M. Fabien Gay attire l'attention de M. le ministre des solidarités et de la santé sur l'accès aux soins en Seine-Saint-Denis, et notamment sur la situation du centre hospitalier intercommunal André Grégoire de Montreuil.
Le système de santé français a été gravement mis à mal au cours des vingt dernières années ; au total, ce sont 100 000 lits d'hôpitaux qui ont été fermés. Cette détérioration, issue de logiques de gestion et de rentabilité inadmissibles au sein d'un service public, entraîne des difficultés majeures, pour les patients mais également pour les soignants qui se trouvent surchargés de travail, ce qui a été profondément aggravé depuis le début de la crise sanitaire due à la pandémie de Covid-19.
La Seine-Saint-Denis est particulièrement concernée, notamment en cette période de crise sanitaire ; le taux d'incidence comme celui d'occupation des lits de réanimation y sont plus élevés que la moyenne nationale. Le taux de surmortalité y a atteint 134 % durant le pic de la pandémie de Covid-19, entre le 1er mars et le 19 avril 2020. La population de Seine-Saint-Denis s'est trouvée en première ligne, au travail et dans les transports en commun, pour que le pays puisse continuer à fonctionner. Elle est également davantage sujette aux comorbidités et à une contagion élevée, avec ses 20,6 % de logements surpeuplés, contre 5 % sur le reste du territoire.
Or, le département est le 12ème avec le moins de médecins généralistes, le 3ème avec le moins de lits de médecine dans les hôpitaux publics, et le 10ème avec le moins de lits médicalisés pour les plus de 75 ans. La Seine-Saint-Denis fait donc face à une véritable rupture de l'égalité républicaine dans le domaine de la santé, comme d'ailleurs dans les domaines de la justice et de l'éducation.

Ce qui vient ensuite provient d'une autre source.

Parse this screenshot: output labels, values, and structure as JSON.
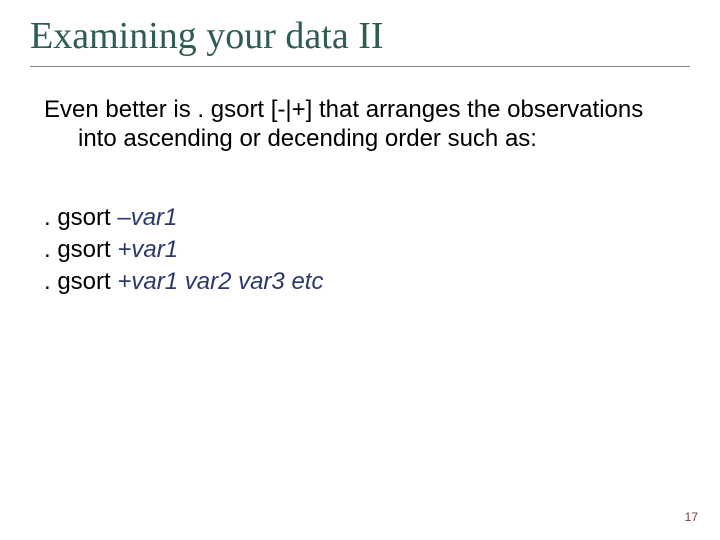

Dans ce contexte, le centre hospitalier intercommunal André Grégoire de Montreuil rencontre des difficultés multiples. L'hôpital ne comporte que douze lits de réanimation, alors qu'il couvre 9 villes et 400 000 habitants. Il rencontre également des difficultés financières, avec 98 millions d'euros de dette et un taux de 78 % d'endettement. La ville de Montreuil a d'ailleurs lancé une grande campagne de soutien à l'hôpital, qui a recueilli plus de 10 000 signatures. En effet, cette situation ne peut durer et il est impératif que la santé des populations de Montreuil et des alentours ne soit pas menacée.
En conséquence, il souhaite savoir, à la suite des annonces gouvernementales relatives à la reprise de la dette des hôpitaux, quand et dans quelle proportion la dette de l'hôpital intercommunal de Montreuil sera reprise et ce que le gouvernement prévoit pour relancer l'investissement dans cet hôpital et plus largement dans les hôpitaux de Seine-Saint-Denis.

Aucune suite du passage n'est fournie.